Institute of Nephrology of Chongqing and Department of Nephrology, Xinqiao Hospital, Third Military Medical University, Chongqing, China.
Toxicology. 2012 Jul 16;297(1-3):68-75. doi: 10.1016/j.tox.2012.04.004. Epub 2012 Apr 15.

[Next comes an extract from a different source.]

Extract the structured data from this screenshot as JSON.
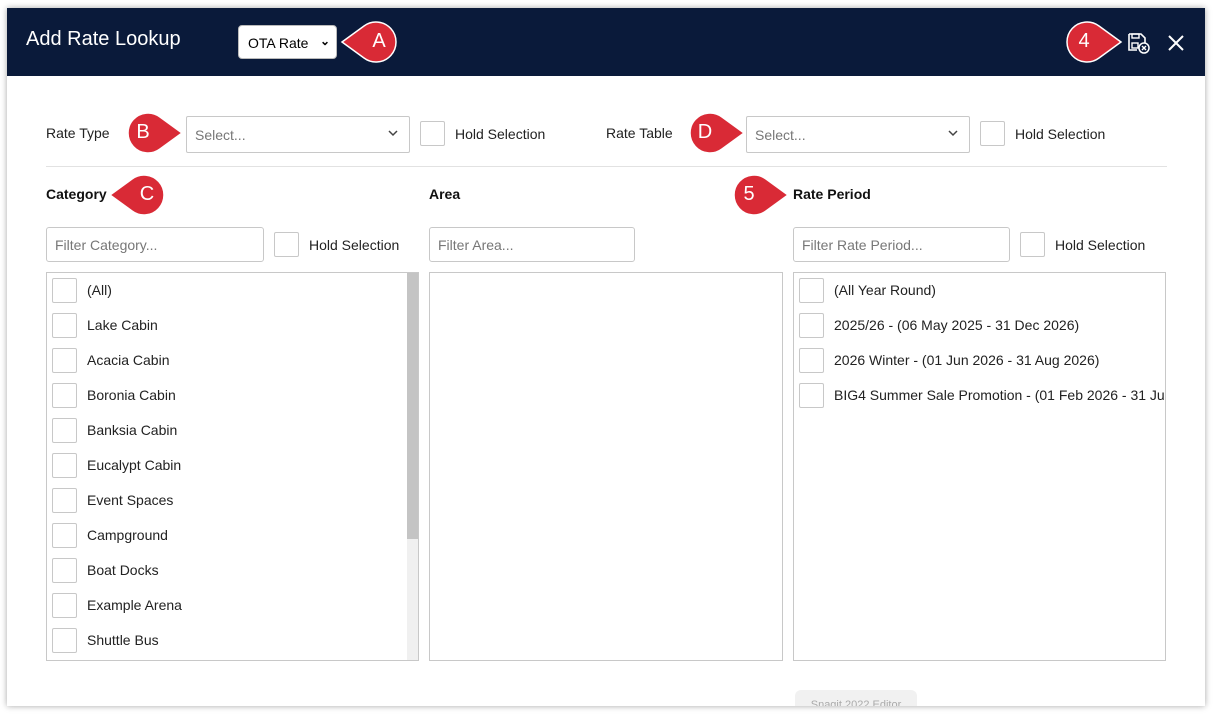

Ingestion of aristolochic acid (AA) is associated with the development of aristolochic acid nephropathy (AAN), which is characterized by progressive tubulointerstitial fibrosis, chronic renal failure and urothelial cancer. Our previous study showed that bone morphogenetic protein-7 (BMP-7) could attenuate AA-induced epithelial-to-mesenchymal transition (EMT) in human proximal tubule epithelial cells (PTEC). However, how gremlin (a BMP-7 antagonist) antagonizes the BMP-7 action in PTEC remained unsolved. The aim of the current study was to investigate the role of gremlin in AA-induced EMT in PTEC (HK-2 cells). HK-2 cells were treated with AA (10 μmol/L) for periods up to 72 h. Cell viability was determined by tetrazolium dye (MTT) assay. Morphological changes were assessed by phase-contrast microscopy. Markers of EMT, including E-cadherin and α-smooth muscle actin (α-SMA) were detected by indirect immunofluorescence stains. The BMP-7 and gremlin mRNA and protein expression in HK-2 cells were analyzed by quantitative real-time PCR (real-time RT-PCR) and western blotting after exposure to AA. The level of phosphorylated Smad1/5/8, a marker of BMP-7 activity, was also determined by western blot analysis. Cells were transfected with gremlin siRNA to determine the effects of gremlin knockdown on markers of EMT following treatment with AA. Our results indicated that AA-induced EMT was associated with acquisition of fibroblast-like cell shape, loss of E-cadherin, and increases of alpha-SMA and collagen type I. Interestingly, exposure of HK-2 cells to 10 μmol/L AA increased the mRNA and protein expression of gremlin in HK-2 cells. This increase was in parallel with a decrease in BMP-7 expression and a down-regulation of phosphorylated Smad1/5/8 protein levels. Moreover, transfection with siRNA to gremlin was able to recover BMP-7 signaling activity, and attenuate EMT-associated phenotypic changes induced by AA. Together, these observations strongly suggest that gremlin plays a critical role in the modulation of reno-protective action of BMP, and that inhibition of gremlin will be a promising means of developmenting novel treatments for AAN.
摄入马兜铃酸(AA)与马兜铃酸肾病(AAN)的发生有关,其特征是进行性肾小管间质纤维化、慢性肾衰竭和尿路上皮癌。我们之前的研究表明,骨形态发生蛋白-7(BMP-7)可以减轻人近端肾小管上皮细胞(PTEC)中 AA 诱导的上皮间质转化(EMT)。然而,gremlin(BMP-7 的拮抗剂)如何拮抗 BMP-7 在 PTEC 中的作用仍未解决。本研究旨在探讨 gremlin 在 AA 诱导的 PTEC(HK-2 细胞)EMT 中的作用。HK-2 细胞用 AA(10 μmol/L)处理长达 72 h。通过四唑染料(MTT)测定法测定细胞活力。通过相差显微镜评估形态变化。通过间接免疫荧光染色检测 EMT 标志物,包括 E-钙粘蛋白和α-平滑肌肌动蛋白(α-SMA)。用定量实时 PCR(实时 RT-PCR)和 Western blot 分析 AA 暴露后 HK-2 细胞中 BMP-7 和 gremlin 的 mRNA 和蛋白表达。通过 Western blot 分析测定 BMP-7 活性的标记物磷酸化 Smad1/5/8 的水平。用 gremlin siRNA 转染细胞,以确定在 AA 处理后,gremlin 敲低对 EMT 标志物的影响。结果表明,AA 诱导的 EMT 与获得成纤维细胞样细胞形状、E-钙粘蛋白丢失以及α-SMA 和胶原 I 增加有关。有趣的是,HK-2 细胞暴露于 10 μmol/L AA 会增加 HK-2 细胞中 gremlin 的 mRNA 和蛋白表达。这种增加与 BMP-7 表达减少和磷酸化 Smad1/5/8 蛋白水平下调平行。此外,用 gremlin siRNA 转染能够恢复 BMP-7 信号活性,并减轻 AA 诱导的 EMT 相关表型变化。总之,这些观察结果强烈表明,gremlin 在调节 BMP 的肾保护作用中起关键作用,抑制 gremlin 将是开发 AAN 新型治疗方法的有前途的手段。